Fig. 1. dsRNA-induced translation inhibition mechanisms

dsRNA promotes activation of PKR and 2'5'OAS. PKR phosphorylates eIF2α, which results in sequestration of eIF2B and inhibition of translation initiation by the ribosomal complex [29]. Activated 2'5'OAS promotes RNaseL dimerization via the formation of 2'-5'oligoadenylates [33]. RNaseL subsequently degrades RNAs non-specifically. These two events fortify the antiviral state by stopping protein synthesis.

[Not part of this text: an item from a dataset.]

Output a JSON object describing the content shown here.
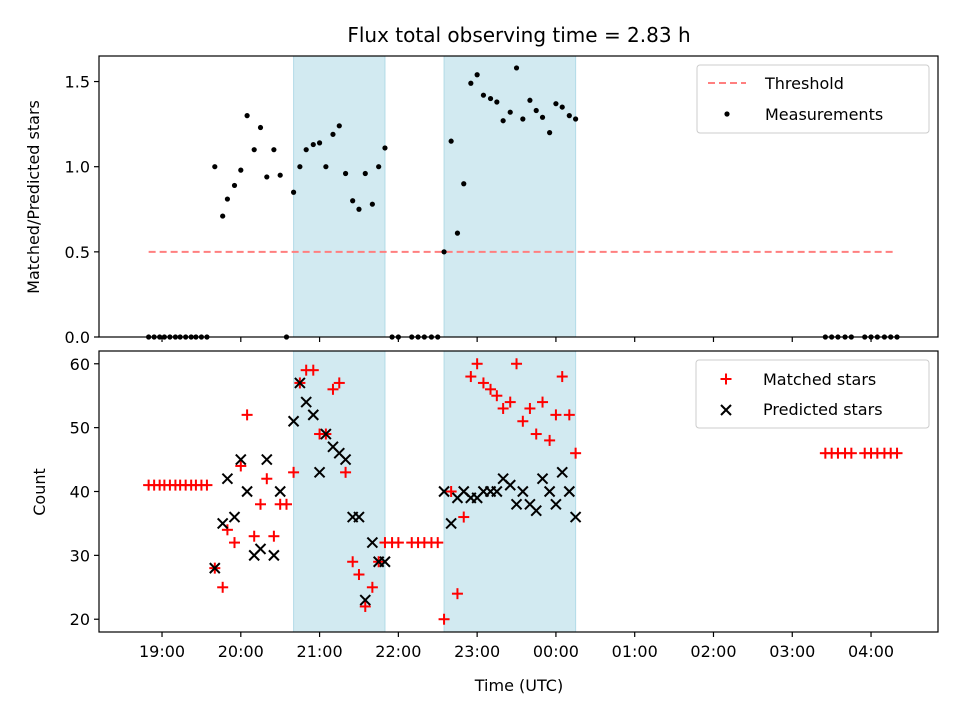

Fig. 2. Sensing of ssRNA/dsRNA by the immune system

The detection by viral ss/dsRNA products by the cell is cell-type dependent. On the left of the diagram, sensing in non-immune cell types is represented. This relies on RIG-I (for RNAs with 5'-triphosphate) and MDA-5 (for dsRNAs), and is negatively regulated by LGP2 [11,12,59,65,97]. CARDIF transduces the activation of RIG-I, resulting in activation of transcription factors [60]. On the right of the schematic, innate immune sensing of ss/dsRNAs by endosomal TLRs in immune cells is represented. Through activation and recruitement of adaptors (TRIF and MyD88), TRL3, 7 and 8 activate IRFs and NF-κB transcription factors [98]. These transcription factors induce expression of IFNs and pro-inflammatory cytokines. This further results in the induction of ISGs such as PKR/2'5'OAS and confers a general antiviral state by affecting cell growth and ultimately provoking cell death. In parallel, endogenous cytoplasmic dsRNAs such as pre-miRNAs are specifically recognised by DICER because of their protruding 3'-end, preventing potential recognition by RIG-I [25].